Wakom – a settlement in Aifat Timur District, Maybrat Regency
Wakom is a village belonging to Aifat Timur District in Maybrat Regency, Southwest Papua Province, in the eastern part of Indonesia. The settlement is situated in the heart of the Papua region, among the country's least developed and most sparsely populated areas. Maybrat Regency was established in 2009 from the division of Sorong Regency and has approximately 43,000 inhabitants according to the 2020 census. The area is traditionally the home of the Maybrat indigenous people, which is divided into several subgroups, including the Aifat group, to whom Wakom's village community is closely connected.
General overview
Wakom is a small, internationally unknown village in Aifat Timur District, which is located in the western part of Maybrat Regency. Members of the Aifat sub-ethnic group constitute the local community, living in the outermost regions of Indonesian Papua. The village does not feature on the central map of Indonesia's tourism sector; larger settlements such as the regency capital Kumurkek (which is located in Aifat District) are far more significant administrative and economic centers than Wakom. The region is fundamentally rural in character, where the balance is based on indigenous traditions and severely limited modern infrastructure. Wakom, as part of the broader Aifat Timur District, is an extremely peripheral area where better transportation infrastructure, higher-level healthcare or educational institutions, and tourist facilities typically do not reach. The regency as a whole ranks among the country's poorest and least developed regions, and Wakom's situation is even more marginal within this context.

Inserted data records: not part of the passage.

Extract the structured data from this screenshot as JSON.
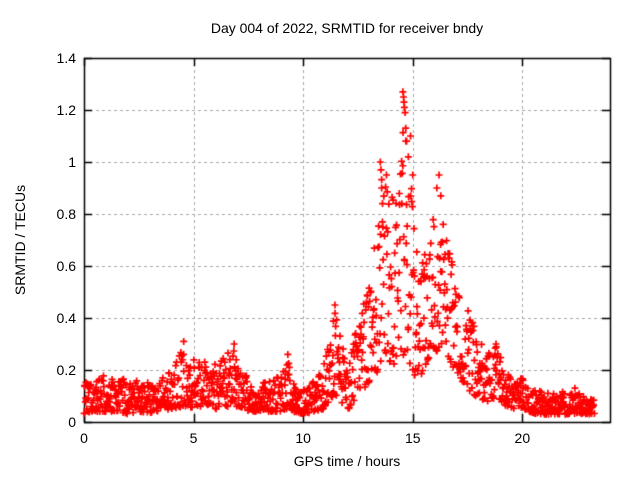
{
  "figure": {
    "title": "Day 004 of 2022, SRMTID for receiver bndy",
    "background_color": "#ffffff",
    "frame_color": "#000000"
  },
  "chart_data": {
    "type": "scatter",
    "title": "Day 004 of 2022, SRMTID for receiver bndy",
    "xlabel": "GPS time / hours",
    "ylabel": "SRMTID / TECUs",
    "xlim": [
      0,
      24
    ],
    "ylim": [
      0,
      1.4
    ],
    "xticks": {
      "values": [
        0,
        5,
        10,
        15,
        20
      ],
      "labels": [
        "0",
        "5",
        "10",
        "15",
        "20"
      ]
    },
    "yticks": {
      "values": [
        0,
        0.2,
        0.4,
        0.6,
        0.8,
        1.0,
        1.2,
        1.4
      ],
      "labels": [
        "0",
        "0.2",
        "0.4",
        "0.6",
        "0.8",
        "1",
        "1.2",
        "1.4"
      ]
    },
    "grid": {
      "show": true,
      "style": "dashed",
      "color": "#a8a8a8"
    },
    "legend": "none",
    "marker": {
      "shape": "plus",
      "size": 7,
      "stroke": 1.7,
      "color": "#ff0000"
    },
    "series": [
      {
        "name": "SRMTID",
        "x_start": 0,
        "x_end": 23.3,
        "points_per_hour": 58,
        "envelope": [
          [
            0,
            0.03,
            0.16
          ],
          [
            0.5,
            0.04,
            0.17
          ],
          [
            1,
            0.04,
            0.18
          ],
          [
            1.5,
            0.04,
            0.16
          ],
          [
            2,
            0.03,
            0.17
          ],
          [
            2.5,
            0.04,
            0.16
          ],
          [
            3,
            0.03,
            0.15
          ],
          [
            3.5,
            0.04,
            0.17
          ],
          [
            4,
            0.05,
            0.2
          ],
          [
            4.5,
            0.06,
            0.28
          ],
          [
            4.8,
            0.05,
            0.22
          ],
          [
            5,
            0.06,
            0.24
          ],
          [
            5.5,
            0.06,
            0.26
          ],
          [
            6,
            0.05,
            0.22
          ],
          [
            6.5,
            0.06,
            0.26
          ],
          [
            6.9,
            0.06,
            0.29
          ],
          [
            7.2,
            0.05,
            0.2
          ],
          [
            7.6,
            0.04,
            0.16
          ],
          [
            8,
            0.04,
            0.15
          ],
          [
            8.5,
            0.04,
            0.16
          ],
          [
            9,
            0.04,
            0.18
          ],
          [
            9.3,
            0.05,
            0.24
          ],
          [
            9.7,
            0.03,
            0.14
          ],
          [
            10,
            0.03,
            0.13
          ],
          [
            10.5,
            0.04,
            0.16
          ],
          [
            10.9,
            0.05,
            0.2
          ],
          [
            11.2,
            0.08,
            0.35
          ],
          [
            11.5,
            0.1,
            0.44
          ],
          [
            11.8,
            0.07,
            0.3
          ],
          [
            12.1,
            0.05,
            0.22
          ],
          [
            12.4,
            0.08,
            0.35
          ],
          [
            12.7,
            0.12,
            0.45
          ],
          [
            13,
            0.15,
            0.55
          ],
          [
            13.3,
            0.18,
            0.7
          ],
          [
            13.6,
            0.2,
            0.95
          ],
          [
            13.9,
            0.22,
            0.92
          ],
          [
            14.2,
            0.2,
            0.85
          ],
          [
            14.5,
            0.25,
            1.1
          ],
          [
            14.7,
            0.25,
            1.2
          ],
          [
            14.9,
            0.22,
            1.0
          ],
          [
            15.1,
            0.18,
            0.7
          ],
          [
            15.4,
            0.18,
            0.6
          ],
          [
            15.7,
            0.22,
            0.7
          ],
          [
            16,
            0.25,
            0.85
          ],
          [
            16.3,
            0.28,
            0.8
          ],
          [
            16.6,
            0.25,
            0.7
          ],
          [
            16.9,
            0.2,
            0.58
          ],
          [
            17.2,
            0.16,
            0.5
          ],
          [
            17.6,
            0.12,
            0.42
          ],
          [
            18,
            0.09,
            0.32
          ],
          [
            18.4,
            0.08,
            0.26
          ],
          [
            18.8,
            0.09,
            0.3
          ],
          [
            19.2,
            0.06,
            0.2
          ],
          [
            19.6,
            0.05,
            0.16
          ],
          [
            20,
            0.05,
            0.17
          ],
          [
            20.3,
            0.04,
            0.13
          ],
          [
            20.7,
            0.03,
            0.12
          ],
          [
            21.5,
            0.03,
            0.12
          ],
          [
            22.5,
            0.03,
            0.11
          ],
          [
            23.3,
            0.03,
            0.1
          ]
        ],
        "outliers": [
          [
            4.55,
            0.31
          ],
          [
            6.85,
            0.3
          ],
          [
            9.3,
            0.26
          ],
          [
            11.45,
            0.45
          ],
          [
            13.52,
            1.0
          ],
          [
            13.55,
            0.97
          ],
          [
            13.58,
            0.9
          ],
          [
            13.62,
            0.84
          ],
          [
            13.8,
            0.95
          ],
          [
            14.55,
            1.27
          ],
          [
            14.58,
            1.25
          ],
          [
            14.6,
            1.23
          ],
          [
            14.62,
            1.21
          ],
          [
            14.65,
            1.19
          ],
          [
            14.68,
            1.13
          ],
          [
            14.72,
            1.08
          ],
          [
            14.8,
            1.02
          ],
          [
            14.9,
            1.1
          ],
          [
            15.0,
            0.95
          ],
          [
            16.1,
            0.9
          ],
          [
            16.2,
            0.95
          ],
          [
            16.28,
            0.87
          ],
          [
            18.8,
            0.3
          ],
          [
            22.4,
            0.13
          ]
        ]
      }
    ]
  }
}
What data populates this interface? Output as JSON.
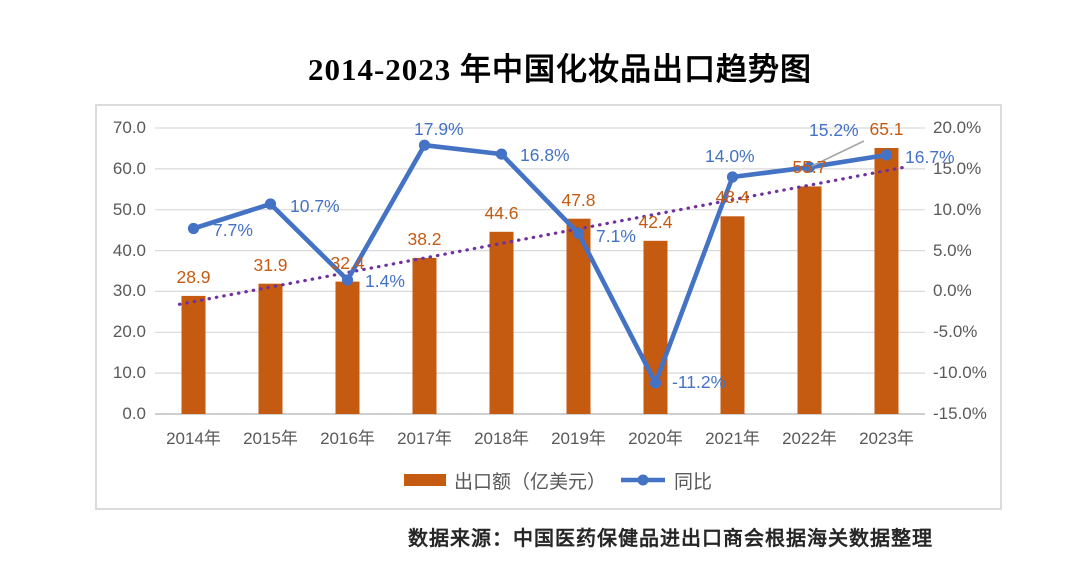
{
  "title": "2014-2023 年中国化妆品出口趋势图",
  "source_note": "数据来源：中国医药保健品进出口商会根据海关数据整理",
  "legend": {
    "bar_label": "出口额（亿美元）",
    "line_label": "同比"
  },
  "colors": {
    "bar": "#C55A11",
    "line": "#4472C4",
    "trendline": "#7030A0",
    "axis_text": "#595959",
    "gridline": "#D9D9D9",
    "axis_line": "#BFBFBF",
    "leader_line": "#A6A6A6",
    "bar_label": "#C55A11",
    "line_label": "#4472C4"
  },
  "chart_data": {
    "type": "bar",
    "subtype": "bar-line-combo",
    "title": "2014-2023 年中国化妆品出口趋势图",
    "categories": [
      "2014年",
      "2015年",
      "2016年",
      "2017年",
      "2018年",
      "2019年",
      "2020年",
      "2021年",
      "2022年",
      "2023年"
    ],
    "series": [
      {
        "name": "出口额（亿美元）",
        "chart": "bar",
        "axis": "left",
        "values": [
          28.9,
          31.9,
          32.4,
          38.2,
          44.6,
          47.8,
          42.4,
          48.4,
          55.7,
          65.1
        ],
        "labels": [
          "28.9",
          "31.9",
          "32.4",
          "38.2",
          "44.6",
          "47.8",
          "42.4",
          "48.4",
          "55.7",
          "65.1"
        ]
      },
      {
        "name": "同比",
        "chart": "line",
        "axis": "right",
        "values": [
          7.7,
          10.7,
          1.4,
          17.9,
          16.8,
          7.1,
          -11.2,
          14.0,
          15.2,
          16.7
        ],
        "labels": [
          "7.7%",
          "10.7%",
          "1.4%",
          "17.9%",
          "16.8%",
          "7.1%",
          "-11.2%",
          "14.0%",
          "15.2%",
          "16.7%"
        ]
      }
    ],
    "trendline": {
      "for_series": "出口额（亿美元）",
      "type": "linear",
      "style": "dotted"
    },
    "left_axis": {
      "min": 0,
      "max": 70,
      "step": 10,
      "tick_labels": [
        "0.0",
        "10.0",
        "20.0",
        "30.0",
        "40.0",
        "50.0",
        "60.0",
        "70.0"
      ]
    },
    "right_axis": {
      "min": -15,
      "max": 20,
      "step": 5,
      "tick_labels": [
        "-15.0%",
        "-10.0%",
        "-5.0%",
        "0.0%",
        "5.0%",
        "10.0%",
        "15.0%",
        "20.0%"
      ]
    },
    "grid": true,
    "legend_position": "bottom"
  }
}
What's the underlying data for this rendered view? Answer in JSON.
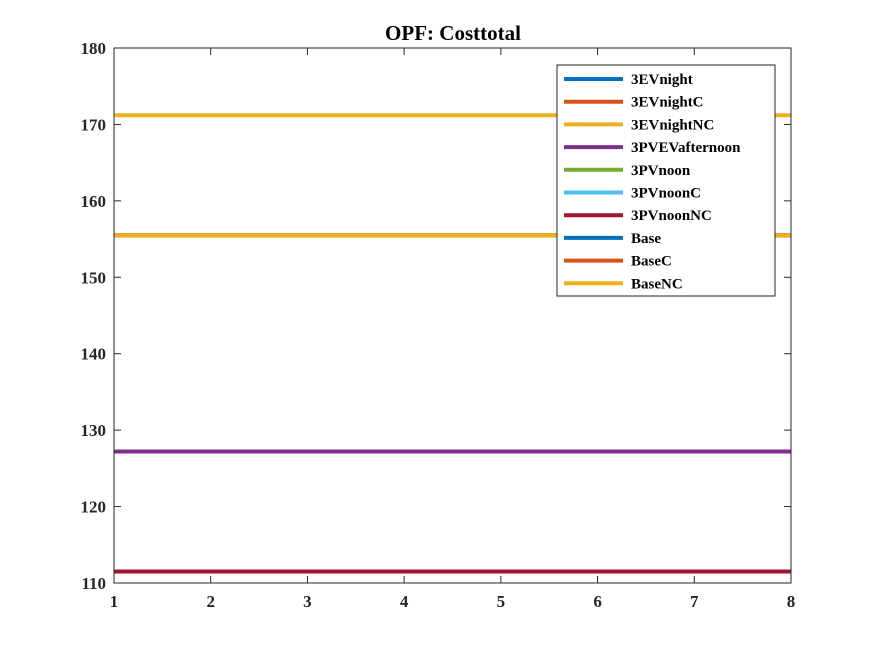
{
  "chart_data": {
    "type": "line",
    "title": "OPF: Costtotal",
    "xlabel": "",
    "ylabel": "",
    "xlim": [
      1,
      8
    ],
    "ylim": [
      110,
      180
    ],
    "xticks": [
      1,
      2,
      3,
      4,
      5,
      6,
      7,
      8
    ],
    "yticks": [
      110,
      120,
      130,
      140,
      150,
      160,
      170,
      180
    ],
    "grid": false,
    "legend_position": "top-right",
    "x": [
      1,
      2,
      3,
      4,
      5,
      6,
      7,
      8
    ],
    "series": [
      {
        "name": "3EVnight",
        "color": "#0072BD",
        "values": [
          155.5,
          155.5,
          155.5,
          155.5,
          155.5,
          155.5,
          155.5,
          155.5
        ]
      },
      {
        "name": "3EVnightC",
        "color": "#D95319",
        "values": [
          155.5,
          155.5,
          155.5,
          155.5,
          155.5,
          155.5,
          155.5,
          155.5
        ]
      },
      {
        "name": "3EVnightNC",
        "color": "#EDB120",
        "values": [
          171.2,
          171.2,
          171.2,
          171.2,
          171.2,
          171.2,
          171.2,
          171.2
        ]
      },
      {
        "name": "3PVEVafternoon",
        "color": "#7E2F8E",
        "values": [
          127.2,
          127.2,
          127.2,
          127.2,
          127.2,
          127.2,
          127.2,
          127.2
        ]
      },
      {
        "name": "3PVnoon",
        "color": "#77AC30",
        "values": [
          111.5,
          111.5,
          111.5,
          111.5,
          111.5,
          111.5,
          111.5,
          111.5
        ]
      },
      {
        "name": "3PVnoonC",
        "color": "#4DBEEE",
        "values": [
          111.5,
          111.5,
          111.5,
          111.5,
          111.5,
          111.5,
          111.5,
          111.5
        ]
      },
      {
        "name": "3PVnoonNC",
        "color": "#A2142F",
        "values": [
          111.5,
          111.5,
          111.5,
          111.5,
          111.5,
          111.5,
          111.5,
          111.5
        ]
      },
      {
        "name": "Base",
        "color": "#0072BD",
        "values": [
          155.5,
          155.5,
          155.5,
          155.5,
          155.5,
          155.5,
          155.5,
          155.5
        ]
      },
      {
        "name": "BaseC",
        "color": "#D95319",
        "values": [
          155.5,
          155.5,
          155.5,
          155.5,
          155.5,
          155.5,
          155.5,
          155.5
        ]
      },
      {
        "name": "BaseNC",
        "color": "#EDB120",
        "values": [
          155.5,
          155.5,
          155.5,
          155.5,
          155.5,
          155.5,
          155.5,
          155.5
        ]
      }
    ]
  }
}
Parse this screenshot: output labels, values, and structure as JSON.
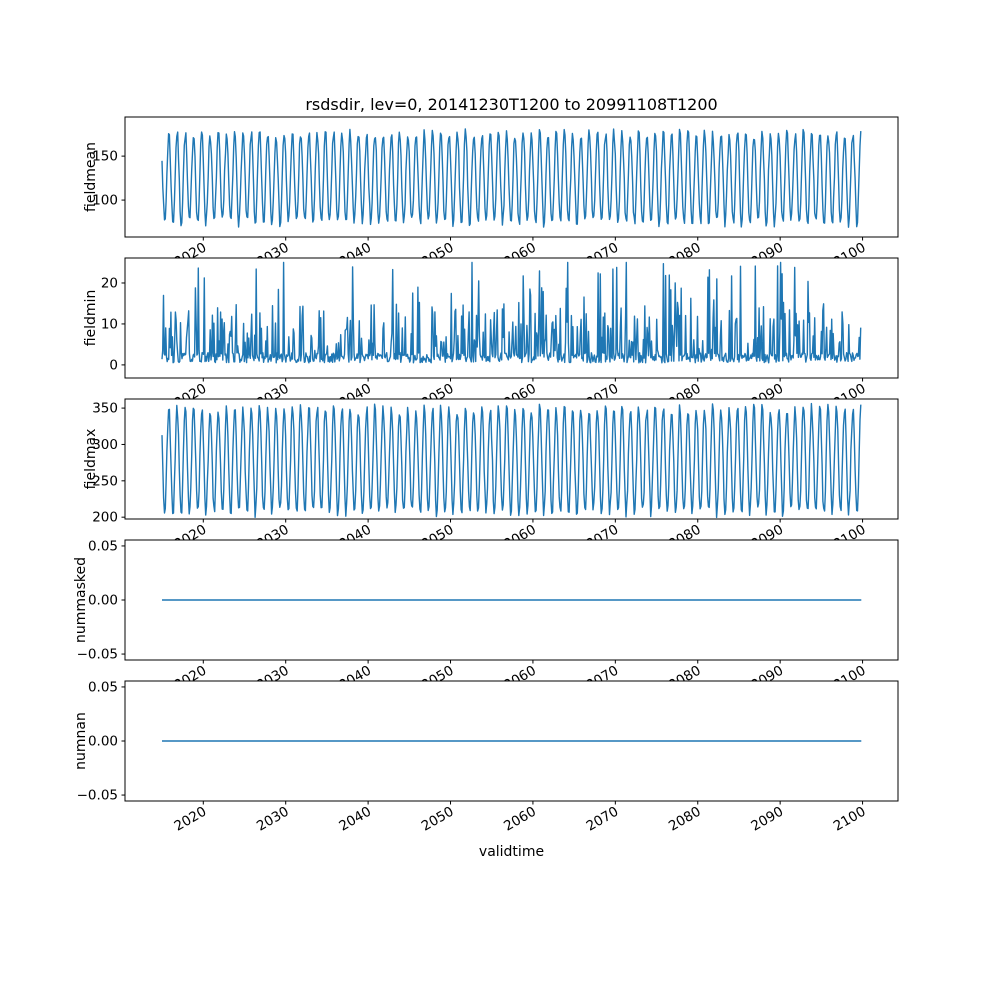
{
  "figure": {
    "background": "#ffffff",
    "line_color": "#1f77b4",
    "frame_color": "#000000"
  },
  "chart_data": {
    "type": "line",
    "title": "rsdsdir, lev=0, 20141230T1200 to 20991108T1200",
    "xlabel": "validtime",
    "x_range": [
      2014.99,
      2099.85
    ],
    "xlim": [
      2010.5,
      2104.3
    ],
    "xticks": [
      2020,
      2030,
      2040,
      2050,
      2060,
      2070,
      2080,
      2090,
      2100
    ],
    "grid": false,
    "legend": "none",
    "subplots": [
      {
        "ylabel": "fieldmean",
        "ylim": [
          58,
          194.5
        ],
        "yticks": [
          100,
          150
        ],
        "ytick_labels": [
          "100",
          "150"
        ],
        "series": {
          "kind": "seasonal",
          "mean": 125,
          "amplitude": 51,
          "noise": 6,
          "phase": 0.4167,
          "min": 64,
          "max": 188,
          "step": 0.1,
          "period_years": 1,
          "seed": 7
        }
      },
      {
        "ylabel": "fieldmin",
        "ylim": [
          -3.2,
          26.1
        ],
        "yticks": [
          0,
          10,
          20
        ],
        "ytick_labels": [
          "0",
          "10",
          "20"
        ],
        "series": {
          "kind": "spiky",
          "base": 0.5,
          "jitter": 2.5,
          "p_high": 0.055,
          "high_min": 12,
          "high_max": 24,
          "p_mid": 0.32,
          "mid_min": 2.5,
          "mid_max": 12.5,
          "max": 25,
          "step": 0.09,
          "seed": 13
        }
      },
      {
        "ylabel": "fieldmax",
        "ylim": [
          197.5,
          362.5
        ],
        "yticks": [
          200,
          250,
          300,
          350
        ],
        "ytick_labels": [
          "200",
          "250",
          "300",
          "350"
        ],
        "series": {
          "kind": "seasonal",
          "mean": 278,
          "amplitude": 72,
          "noise": 8,
          "phase": 0.4167,
          "min": 196,
          "max": 358,
          "step": 0.1,
          "period_years": 1,
          "seed": 21
        }
      },
      {
        "ylabel": "nummasked",
        "ylim": [
          -0.0555,
          0.0555
        ],
        "yticks": [
          -0.05,
          0.0,
          0.05
        ],
        "ytick_labels": [
          "−0.05",
          "0.00",
          "0.05"
        ],
        "series": {
          "kind": "constant",
          "value": 0
        }
      },
      {
        "ylabel": "numnan",
        "ylim": [
          -0.0555,
          0.0555
        ],
        "yticks": [
          -0.05,
          0.0,
          0.05
        ],
        "ytick_labels": [
          "−0.05",
          "0.00",
          "0.05"
        ],
        "series": {
          "kind": "constant",
          "value": 0
        }
      }
    ]
  }
}
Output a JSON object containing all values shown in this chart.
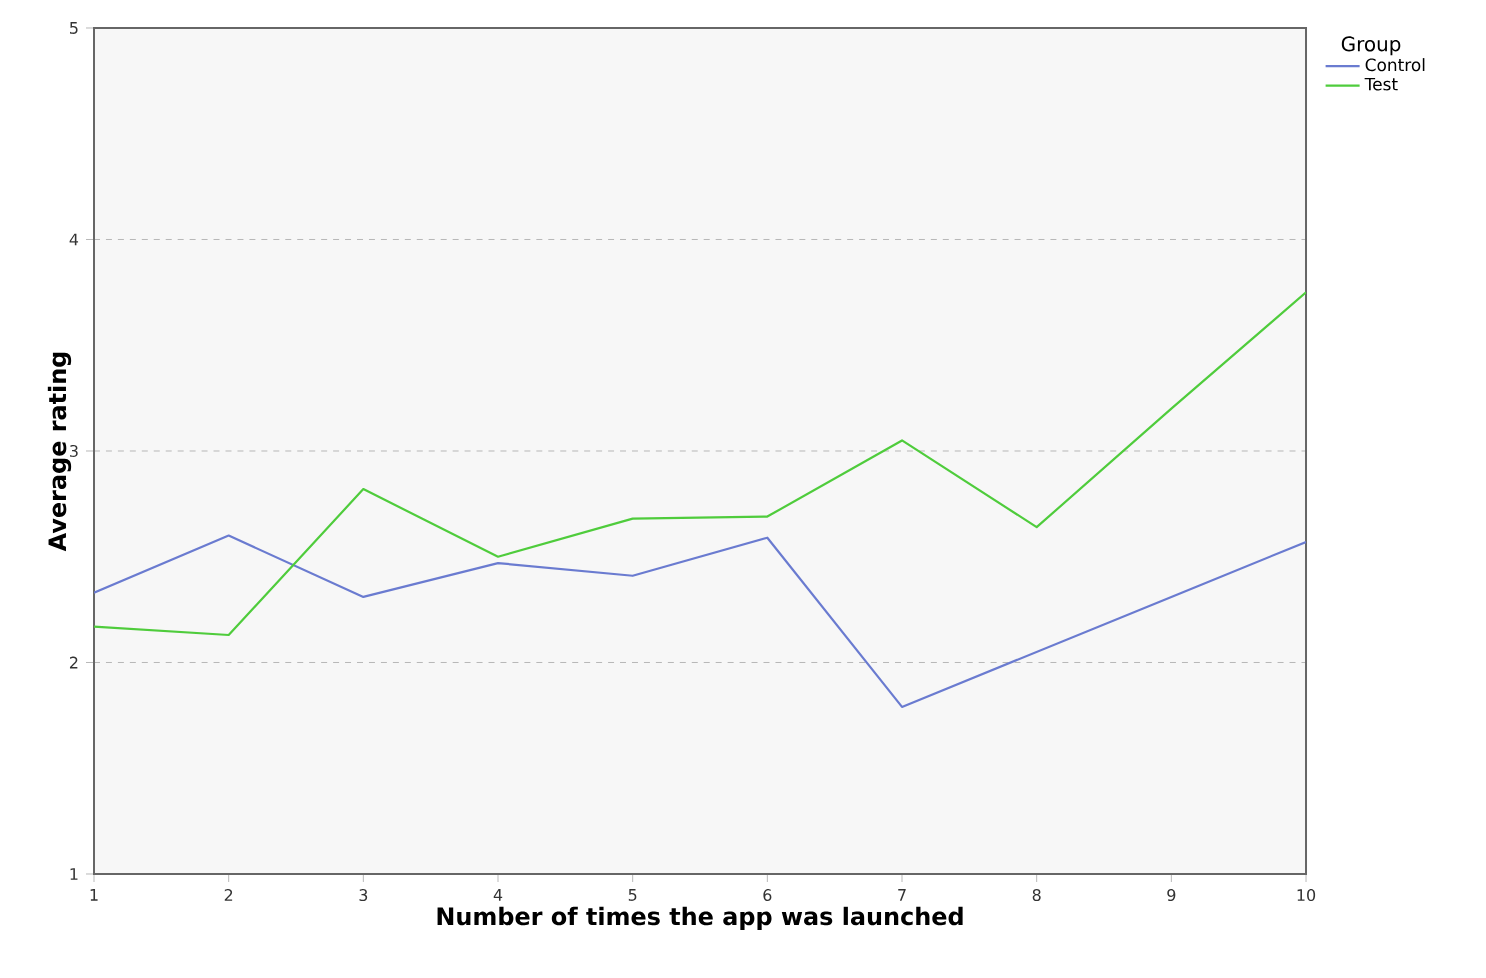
{
  "chart_data": {
    "type": "line",
    "xlabel": "Number of times the app was launched",
    "ylabel": "Average rating",
    "legend_title": "Group",
    "legend": "top right",
    "x": [
      1,
      2,
      3,
      4,
      5,
      6,
      7,
      8,
      9,
      10
    ],
    "series": [
      {
        "name": "Control",
        "color": "#6a7bd0",
        "values": [
          2.33,
          2.6,
          2.31,
          2.47,
          2.41,
          2.59,
          1.79,
          2.05,
          2.31,
          2.57
        ]
      },
      {
        "name": "Test",
        "color": "#4fcc3c",
        "values": [
          2.17,
          2.13,
          2.82,
          2.5,
          2.68,
          2.69,
          3.05,
          2.64,
          3.2,
          3.75
        ]
      }
    ],
    "xlim": [
      1,
      10
    ],
    "ylim": [
      1,
      5
    ],
    "xticks": [
      1,
      2,
      3,
      4,
      5,
      6,
      7,
      8,
      9,
      10
    ],
    "yticks": [
      1,
      2,
      3,
      4,
      5
    ],
    "grid": "y",
    "line_style": "solid"
  }
}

Real estate and investment
Settlement-level real estate market data for Wakom is not available, so only the broader context—the general situation in Maybrat Regency and Southwest Papua Province—can be given as a reliable description. Maybrat Regency as a whole is situated in the most peripheral and least liquid segment of the Indonesian real estate market. In the region, real estate transactions practically follow the traditionally regulated form of exchange among indigenous communities, based mostly not on market economy instruments. Although Indonesian real estate regulations permit foreign investors to acquire limited freehold ownership (for example, strata-title for built-in areas) and to acquire longer-term leasehold rights (for up to 30+30+30 years), in the case of Wakom and rural villages at the same level of development, these possibilities represent only theoretical frameworks, with actual demand and market liquidity practically reduced to zero. Real estate values are extremely low, characterized by an almost complete absence of infrastructure, accessibility only via dirt roads, and a total lack of capital flows. Anyone arriving in the region with investment intentions would fundamentally have to reckon with land ownership traditionally and triballaw-regulated by local communities, which differs in every respect from the Indonesian state real estate market framework. Practically speaking, therefore, Wakom and similar villages do not constitute investment targets.
Safety and security
Concrete, verifiable data on public safety at the village level in Wakom is not available. At the regency and provincial level, however, it can be said that Southwest Papua and Maybrat Regency are among the extremely peripheral regions of the Indonesian state with weak institutional presence. The Papua regions are generally characterized by lower public service capacity and limited police and military infrastructure compared to the national average. Scattered villages without an urban center, such as Wakom, practically rely on informal community self-organization and traditionally established legal systems to maintain order. Ethnically homogeneous communities (as is the case with Wakom's local Aifat community) generally involve lower levels of collective, politicized violence risk; however, basic public services are typically extremely limited. Without proximity to a larger city (such as the regency capital Kumurkek), medical assistance, the administrative tools necessary to maintain public order, or formal mechanisms for resolving problematic situations are practically inaccessible.
Tourist attractions
No documented named tourist attractions exist in Wakom village. The settlement itself does not appear in Indonesian tourism literature or international travel guides. Regarding the Maybrat Regency region in general, it can be said that it is a strongly rural area inhabited traditionally by the Maybrat community, which has rare and very limited tourism infrastructure. The regency has no documented internationally renowned recurring visitor centers, notable ecosystems, or religious and cultural hubs, based on available sources. Wakom is not directly a tourism destination; the region is characterized by the fact that research and anthropological interest among the upper Papua regions far exceeds the volume of classical tourism. Anyone seeking to visit the Aifat Timur region would primarily be oriented toward basic research, anthropological, or local community development objectives, not entertainment tourism. Thus, even in the nearby surrounding area (at the regency level), there are almost no specifically named attractions that a typical traveler would visit.
Summary
Wakom is a tiny, peripheral village in Aifat Timur District, in the western part of Maybrat Regency, Southwest Papua Province. The settlement does not fall within the scope of Indonesia's tourism sector, the real estate market, or international public knowledge. Due to the near-total absence of infrastructure, economic activity, and public services, Wakom should be understood solely as the traditional living area of the indigenous Aifat community, where modernization has scarcely reached. Interest in such villages can arise only along highly specialized lines—anthropological, developmental, or research-related objectives.